24 heures
LUKONG Pius NYUYLIME | 31-10-2017 23:55


The creation of new industrial zones, notably the one in Bamenda which recently received an evaluation visit of the highest authority of the Institution for the Management of Industrial Zones- MAGZI, opens another page in the development of industries in Cameroon. In a statement published on the national media, the General Manager of MAGZI ordered businesses wishing to open new industries to target new industrial zones such as Ombe in the South West Region, for businesses wishing tio settle in Douala. The reason advanced for this administrative shift is the saturation of Douala's two industrial zones of Bassa and Bonaberi. Irrespective of how this decision has been interpreted by the business sector, it is important to state inter alia the impact it is expected to have in the promotion of a decentralized economy. Cameroon as a country was quite aware of the importance of such initiative to boost its industries, hence the creation of several industrial zones.

From every indication, the objective set by the administration, is far from being achieved. Some industrial zones created several decades back have not been able to blossom as expected. Some, like the one in the Mvan neighbourhood in Yaounde have been invaded by private homes and activities that have nothing to do with industrial development. How this has come to be is another question. Does this laxity in industrial development readily translate the country's private sector staleness? Is it that the administration has failed on its part to provide the necessary facilities that can attract industries to the area? These and many other questions are lingering in the minds of the population.  In effect, an industrial zone, known in other places as industrial park, is an area zoned and planned for the purpose of industrial development. Located on the edges of, or outside  main residential areas of the city, industrial zones are conceived to be provided with good transportation access, including road and rail. They are supposed to be located close to transport facilities, especially where several transport modes coincide, including highways, railroads, airports and ports.

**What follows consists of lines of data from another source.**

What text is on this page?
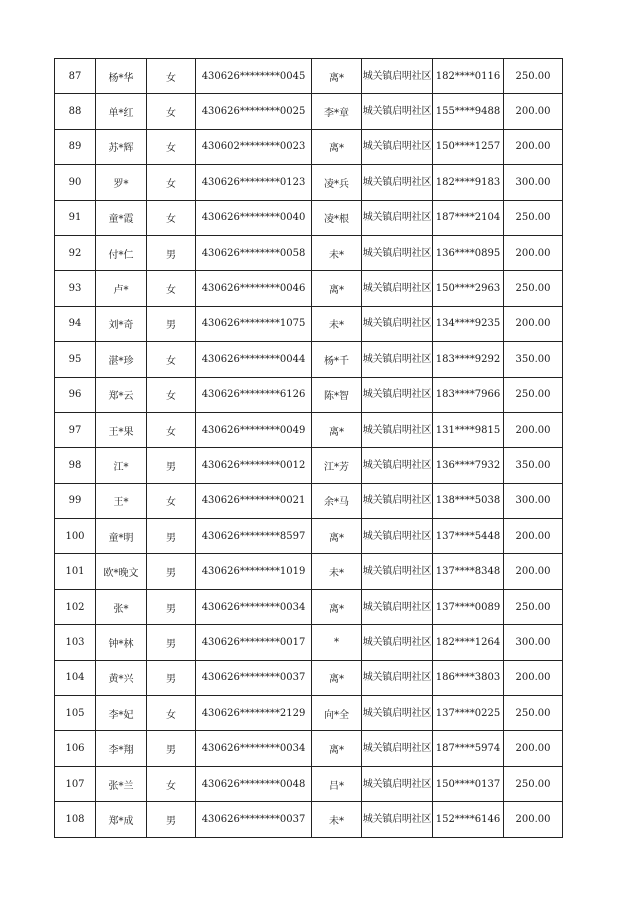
87	杨*华	女	430626********0045	离*	城关镇启明社区	182****0116	250.00
88	单*红	女	430626********0025	李*章	城关镇启明社区	155****9488	200.00
89	苏*辉	女	430602********0023	离*	城关镇启明社区	150****1257	200.00
90	罗*	女	430626********0123	凌*兵	城关镇启明社区	182****9183	300.00
91	童*霞	女	430626********0040	凌*根	城关镇启明社区	187****2104	250.00
92	付*仁	男	430626********0058	未*	城关镇启明社区	136****0895	200.00
93	卢*	女	430626********0046	离*	城关镇启明社区	150****2963	250.00
94	刘*奇	男	430626********1075	未*	城关镇启明社区	134****9235	200.00
95	湛*珍	女	430626********0044	杨*千	城关镇启明社区	183****9292	350.00
96	郑*云	女	430626********6126	陈*智	城关镇启明社区	183****7966	250.00
97	王*果	女	430626********0049	离*	城关镇启明社区	131****9815	200.00
98	江*	男	430626********0012	江*芳	城关镇启明社区	136****7932	350.00
99	王*	女	430626********0021	余*马	城关镇启明社区	138****5038	300.00
100	童*明	男	430626********8597	离*	城关镇启明社区	137****5448	200.00
101	欧*晚文	男	430626********1019	未*	城关镇启明社区	137****8348	200.00
102	张*	男	430626********0034	离*	城关镇启明社区	137****0089	250.00
103	钟*林	男	430626********0017	*	城关镇启明社区	182****1264	300.00
104	黄*兴	男	430626********0037	离*	城关镇启明社区	186****3803	200.00
105	李*妃	女	430626********2129	向*全	城关镇启明社区	137****0225	250.00
106	李*翔	男	430626********0034	离*	城关镇启明社区	187****5974	200.00
107	张*兰	女	430626********0048	吕*	城关镇启明社区	150****0137	250.00
108	郑*成	男	430626********0037	未*	城关镇启明社区	152****6146	200.00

The laxity with which industries are getting implanted in industrial zones in Cameroon raises lots of eyebrows. Both government through MAGZI and the business world are challenged. As a facilitator, MAGZI may need to go the extra mile in its bid to develop these areas so as not to be blamed for failing in its duty.  Industrial zoning so to say is based on a number of concepts one  of which is to be able to attract new businesses by providing an integrated infrastructure in one location. This is the impression MAGZI authorities gave while visiting the Bamenda Industrial Zone which covers 44 hectares of land and is said to have been mapped out into eight platforms.